All of these state-of-the-art approaches to implementing self-attention don’t change its basic premise and the fundamental mechanism it relies on: one always needs to multiply the keys by the queries and then later by the values. And as it turns out, at inference time, these multiplications show major inefficiencies. Let’s see why that’s the case.

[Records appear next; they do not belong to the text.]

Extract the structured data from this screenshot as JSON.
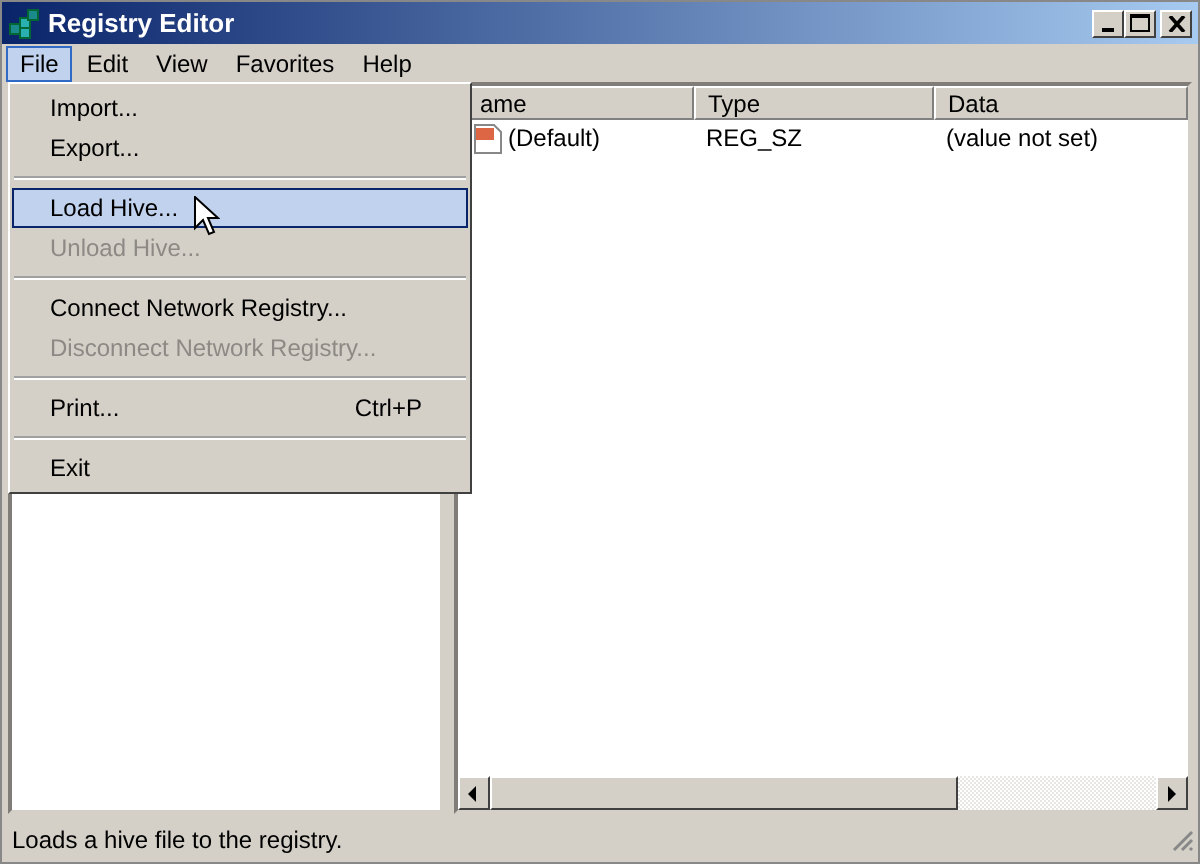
{
  "window": {
    "title": "Registry Editor"
  },
  "menu_bar": [
    {
      "label": "File",
      "selected": true
    },
    {
      "label": "Edit",
      "selected": false
    },
    {
      "label": "View",
      "selected": false
    },
    {
      "label": "Favorites",
      "selected": false
    },
    {
      "label": "Help",
      "selected": false
    }
  ],
  "file_menu": [
    {
      "kind": "item",
      "label": "Import...",
      "disabled": false,
      "selected": false
    },
    {
      "kind": "item",
      "label": "Export...",
      "disabled": false,
      "selected": false
    },
    {
      "kind": "separator"
    },
    {
      "kind": "item",
      "label": "Load Hive...",
      "disabled": false,
      "selected": true
    },
    {
      "kind": "item",
      "label": "Unload Hive...",
      "disabled": true,
      "selected": false
    },
    {
      "kind": "separator"
    },
    {
      "kind": "item",
      "label": "Connect Network Registry...",
      "disabled": false,
      "selected": false
    },
    {
      "kind": "item",
      "label": "Disconnect Network Registry...",
      "disabled": true,
      "selected": false
    },
    {
      "kind": "separator"
    },
    {
      "kind": "item",
      "label": "Print...",
      "shortcut": "Ctrl+P",
      "disabled": false,
      "selected": false
    },
    {
      "kind": "separator"
    },
    {
      "kind": "item",
      "label": "Exit",
      "disabled": false,
      "selected": false
    }
  ],
  "values_table": {
    "columns": [
      "ame",
      "Type",
      "Data"
    ],
    "rows": [
      {
        "name": "(Default)",
        "type": "REG_SZ",
        "data": "(value not set)"
      }
    ]
  },
  "status_bar": "Loads a hive file to the registry."
}
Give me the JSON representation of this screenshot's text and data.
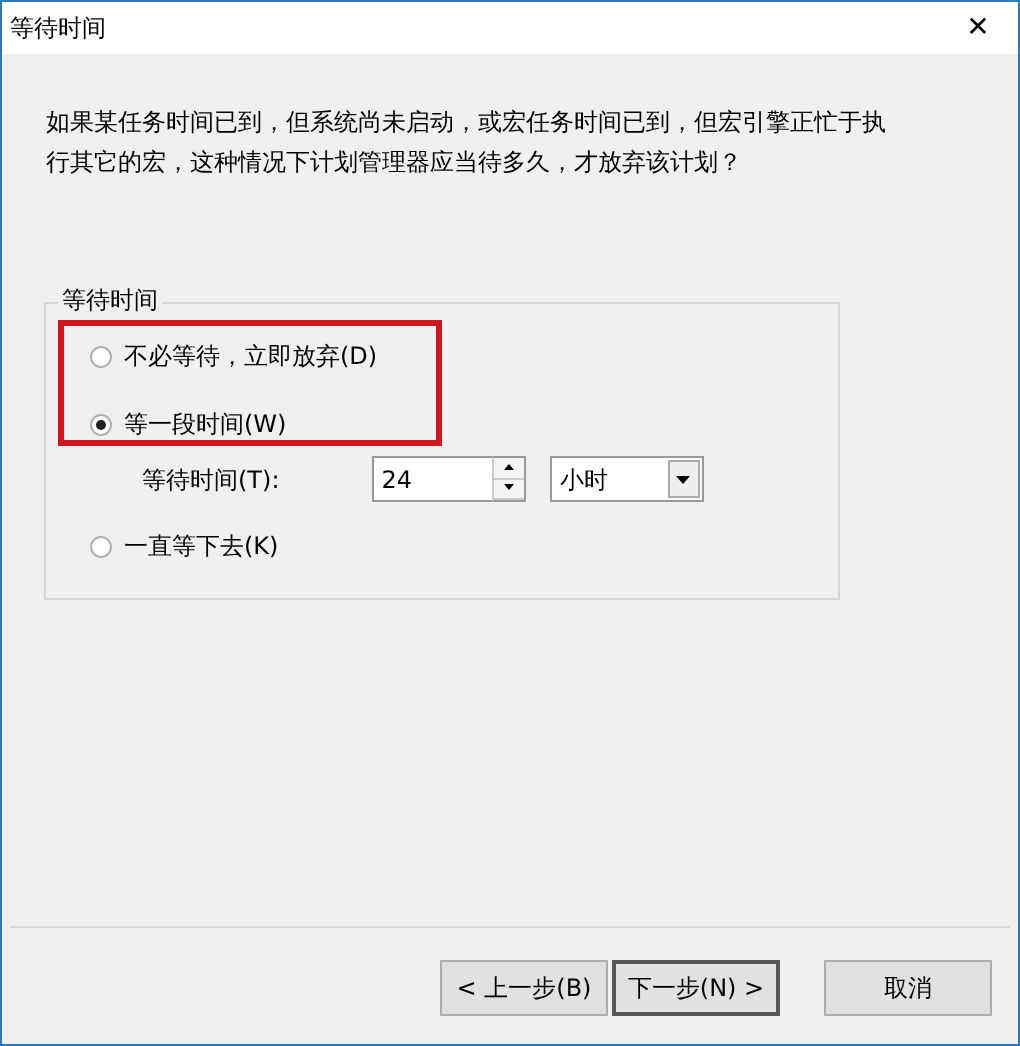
{
  "window": {
    "title": "等待时间",
    "close": "✕"
  },
  "description": "如果某任务时间已到，但系统尚未启动，或宏任务时间已到，但宏引擎正忙于执行其它的宏，这种情况下计划管理器应当待多久，才放弃该计划？",
  "group": {
    "title": "等待时间",
    "options": [
      {
        "label": "不必等待，立即放弃(D)",
        "selected": false
      },
      {
        "label": "等一段时间(W)",
        "selected": true
      },
      {
        "label": "一直等下去(K)",
        "selected": false
      }
    ],
    "highlight_frame": true,
    "wait_time": {
      "label": "等待时间(T):",
      "value": "24",
      "unit": "小时"
    }
  },
  "buttons": [
    {
      "label": "< 上一步(B)",
      "default": false
    },
    {
      "label": "下一步(N) >",
      "default": true
    },
    {
      "label": "取消",
      "default": false
    }
  ]
}
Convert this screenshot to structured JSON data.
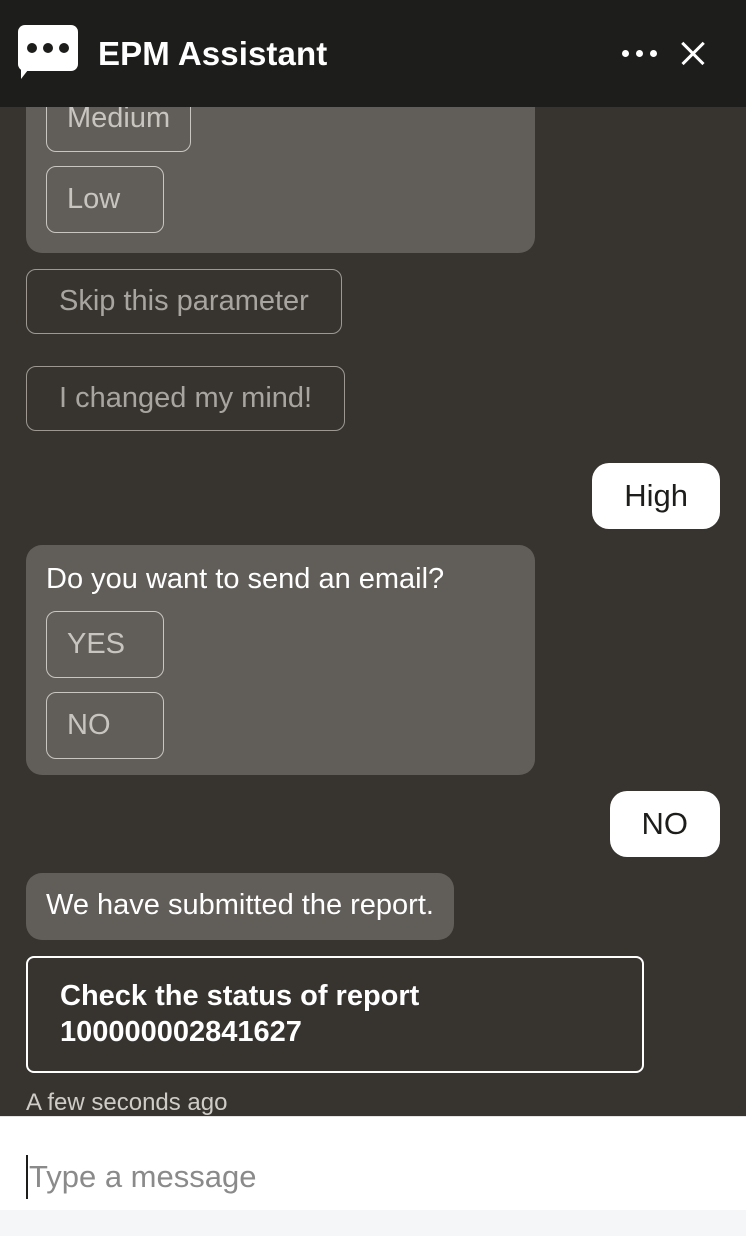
{
  "header": {
    "title": "EPM Assistant",
    "logo_icon": "chat-bubble-dots-icon",
    "menu_icon": "kebab-menu-icon",
    "close_icon": "close-icon"
  },
  "colors": {
    "header_bg": "#1d1d1b",
    "chat_bg": "#373430",
    "bot_bubble": "#615d58",
    "user_bubble": "#ffffff",
    "option_border": "#c9c5c0",
    "emphasis_border": "#ffffff",
    "composer_bg": "#ffffff"
  },
  "conversation": {
    "priority_prompt": {
      "options": [
        "Medium",
        "Low"
      ]
    },
    "standalone_options": [
      "Skip this parameter",
      "I changed my mind!"
    ],
    "user_reply_priority": "High",
    "email_prompt": {
      "question": "Do you want to send an email?",
      "options": [
        "YES",
        "NO"
      ]
    },
    "user_reply_email": "NO",
    "submitted_message": "We have submitted the report.",
    "status_action": "Check the status of report 100000002841627",
    "status_action_line1": "Check the status of report",
    "status_action_line2": "100000002841627",
    "timestamp": "A few seconds ago"
  },
  "composer": {
    "placeholder": "Type a message",
    "value": ""
  }
}
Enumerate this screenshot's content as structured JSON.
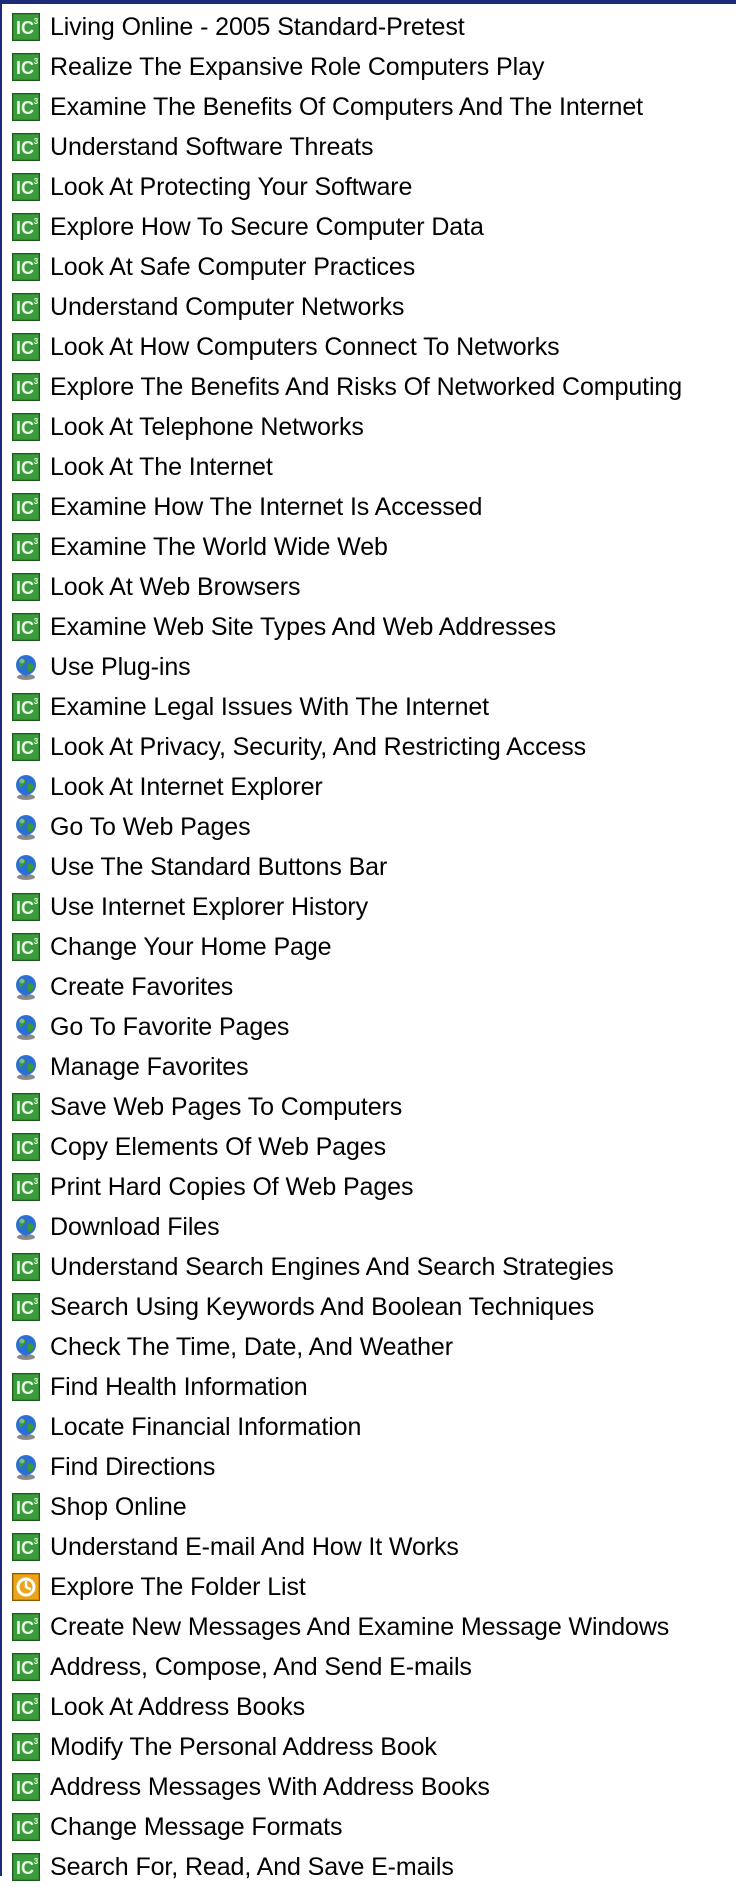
{
  "lessons": [
    {
      "label": "Living Online - 2005 Standard-Pretest",
      "icon": "ic3-course-icon"
    },
    {
      "label": "Realize The Expansive Role Computers Play",
      "icon": "ic3-course-icon"
    },
    {
      "label": "Examine The Benefits Of Computers And The Internet",
      "icon": "ic3-course-icon"
    },
    {
      "label": "Understand Software Threats",
      "icon": "ic3-course-icon"
    },
    {
      "label": "Look At Protecting Your Software",
      "icon": "ic3-course-icon"
    },
    {
      "label": "Explore How To Secure Computer Data",
      "icon": "ic3-course-icon"
    },
    {
      "label": "Look At Safe Computer Practices",
      "icon": "ic3-course-icon"
    },
    {
      "label": "Understand Computer Networks",
      "icon": "ic3-course-icon"
    },
    {
      "label": "Look At How Computers Connect To Networks",
      "icon": "ic3-course-icon"
    },
    {
      "label": "Explore The Benefits And Risks Of Networked Computing",
      "icon": "ic3-course-icon"
    },
    {
      "label": "Look At Telephone Networks",
      "icon": "ic3-course-icon"
    },
    {
      "label": "Look At The Internet",
      "icon": "ic3-course-icon"
    },
    {
      "label": "Examine How The Internet Is Accessed",
      "icon": "ic3-course-icon"
    },
    {
      "label": "Examine The World Wide Web",
      "icon": "ic3-course-icon"
    },
    {
      "label": "Look At Web Browsers",
      "icon": "ic3-course-icon"
    },
    {
      "label": "Examine Web Site Types And Web Addresses",
      "icon": "ic3-course-icon"
    },
    {
      "label": "Use Plug-ins",
      "icon": "globe-icon"
    },
    {
      "label": "Examine Legal Issues With The Internet",
      "icon": "ic3-course-icon"
    },
    {
      "label": "Look At Privacy, Security, And Restricting Access",
      "icon": "ic3-course-icon"
    },
    {
      "label": "Look At Internet Explorer",
      "icon": "globe-icon"
    },
    {
      "label": "Go To Web Pages",
      "icon": "globe-icon"
    },
    {
      "label": "Use The Standard Buttons Bar",
      "icon": "globe-icon"
    },
    {
      "label": "Use Internet Explorer History",
      "icon": "ic3-course-icon"
    },
    {
      "label": "Change Your Home Page",
      "icon": "ic3-course-icon"
    },
    {
      "label": "Create Favorites",
      "icon": "globe-icon"
    },
    {
      "label": "Go To Favorite Pages",
      "icon": "globe-icon"
    },
    {
      "label": "Manage Favorites",
      "icon": "globe-icon"
    },
    {
      "label": "Save Web Pages To Computers",
      "icon": "ic3-course-icon"
    },
    {
      "label": "Copy Elements Of Web Pages",
      "icon": "ic3-course-icon"
    },
    {
      "label": "Print Hard Copies Of Web Pages",
      "icon": "ic3-course-icon"
    },
    {
      "label": "Download Files",
      "icon": "globe-icon"
    },
    {
      "label": "Understand Search Engines And Search Strategies",
      "icon": "ic3-course-icon"
    },
    {
      "label": "Search Using Keywords And Boolean Techniques",
      "icon": "ic3-course-icon"
    },
    {
      "label": "Check The Time, Date, And Weather",
      "icon": "globe-icon"
    },
    {
      "label": "Find Health Information",
      "icon": "ic3-course-icon"
    },
    {
      "label": "Locate Financial Information",
      "icon": "globe-icon"
    },
    {
      "label": "Find Directions",
      "icon": "globe-icon"
    },
    {
      "label": "Shop Online",
      "icon": "ic3-course-icon"
    },
    {
      "label": "Understand E-mail And How It Works",
      "icon": "ic3-course-icon"
    },
    {
      "label": "Explore The Folder List",
      "icon": "outlook-icon"
    },
    {
      "label": "Create New Messages And Examine Message Windows",
      "icon": "ic3-course-icon"
    },
    {
      "label": "Address, Compose, And Send E-mails",
      "icon": "ic3-course-icon"
    },
    {
      "label": "Look At Address Books",
      "icon": "ic3-course-icon"
    },
    {
      "label": "Modify The Personal Address Book",
      "icon": "ic3-course-icon"
    },
    {
      "label": "Address Messages With Address Books",
      "icon": "ic3-course-icon"
    },
    {
      "label": "Change Message Formats",
      "icon": "ic3-course-icon"
    },
    {
      "label": "Search For, Read, And Save E-mails",
      "icon": "ic3-course-icon"
    }
  ],
  "colors": {
    "frame": "#1c2a78",
    "ic3_green": "#2f8a2f",
    "ic3_text": "#e8f4e8",
    "globe_blue": "#2a6fd1",
    "globe_green": "#3a9b2f",
    "outlook_orange": "#d98a00"
  }
}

What is key-value caching?
During inference, transformers generate one token at a time. When we prompt the model to start generation by passing “She,” it will produce one word, such as “poured” (for the sake of avoiding distractions, let’s keep assuming one token is one word). Then, we can pass “She poured” to the model, and it produces “coffee.” Next, we pass “She poured coffee” and obtain the end-of-sequence token from the model, indicating that it considers generation to be complete.
This means we have run the forward pass three times, each time multiplying the queries by the keys to obtain the attention scores (the same applies to the later multiplication by the values).
In the first forward pass, there was just one input token (“She”), resulting in just one key vector and one query vector. We multiplied them to obtain the q1k1 attention score.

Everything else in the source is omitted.